Sacerdote dotato di un grande carisma e di presa nei confronti dei giovani, ha educato migliaia di ragazzi spalancandoli alla vita. Proverbiali le molte lezioni tenute agli esercizi spirituali organizzati da Comunione e Liberazione, così come le gite e le cantate in montagna, durante le vacanze organizzate dal movimento.

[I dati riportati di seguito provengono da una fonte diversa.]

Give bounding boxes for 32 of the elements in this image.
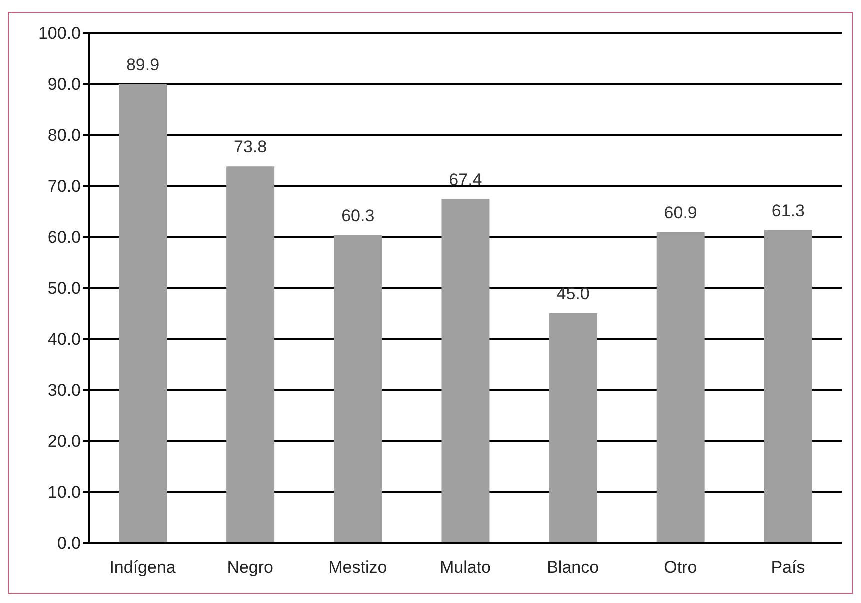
- x-tick-label: Indígena: [110, 558, 176, 578]
- data-label: 60.3: [342, 206, 375, 226]
- y-tick-label: 40.0: [48, 330, 81, 350]
- data-label: 61.3: [772, 201, 805, 220]
- x-tick-label: País: [771, 558, 806, 578]
- data-label: 45.0: [556, 284, 590, 304]
- y-tick-label: 30.0: [48, 381, 81, 400]
- bar: [764, 230, 812, 543]
- data-label: 60.9: [664, 203, 698, 222]
- x-tick-label: Negro: [227, 558, 274, 578]
- y-tick-label: 0.0: [57, 534, 81, 554]
- x-tick-label: Blanco: [547, 558, 600, 578]
- y-tick-label: 70.0: [48, 177, 81, 196]
- y-tick-label: 80.0: [48, 126, 81, 146]
- bar: [226, 166, 275, 543]
- bar: [119, 84, 167, 543]
- y-tick-label: 100.0: [38, 24, 81, 44]
- y-tick-label: 90.0: [48, 75, 81, 94]
- bar: [656, 232, 705, 543]
- data-label: 73.8: [234, 138, 268, 157]
- x-tick-label: Mulato: [440, 558, 492, 578]
- bar: [334, 235, 382, 543]
- y-tick-label: 10.0: [48, 483, 81, 502]
- x-tick-label: Otro: [664, 558, 698, 578]
- data-label: 89.9: [126, 56, 160, 75]
- y-tick-label: 20.0: [48, 432, 81, 452]
- data-label: 67.4: [449, 170, 482, 190]
- bar: [549, 314, 598, 543]
- x-tick-label: Mestizo: [328, 558, 388, 578]
- y-tick-label: 60.0: [48, 228, 81, 248]
- bar: [442, 199, 490, 543]
- y-tick-label: 50.0: [48, 279, 81, 298]
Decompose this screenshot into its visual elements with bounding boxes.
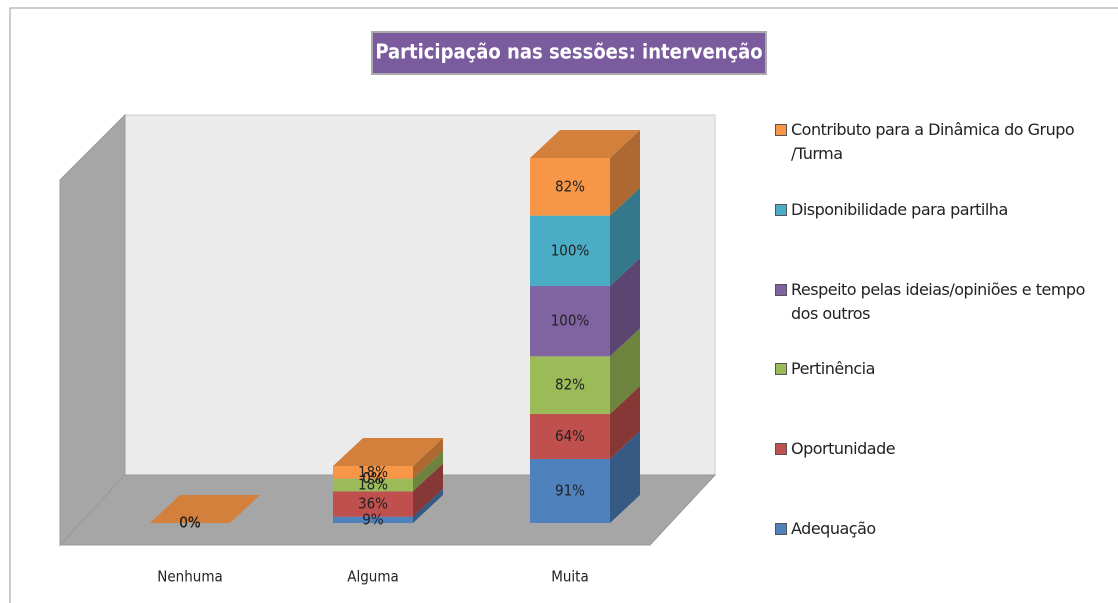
bar-segment-side [610, 328, 640, 414]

Valtellinese di origine, era nato a Morbegno nel 1942 ed era approdato da piccolo a Lecco con la famiglia. Il suo cammino sacerdotale, cominciato nel 1966, si è però svolto prevalentemente nel territorio di Varese, fino a quando non è diventato parroco a Niguarda. Combattivo sino all’ultimo, aveva 78 anni e da tempo lottava con il morbo di Parkinson a Lecco, dove era tornato negli ultimi anni.
Baroncini insegnava religione al liceo Classico Cairoli di Varese. Attraverso di lui la presenza di CL in città è cresciuta in maniera significativa, tanto da far diventare quella di Varese una delle comunità più vivaci in Italia.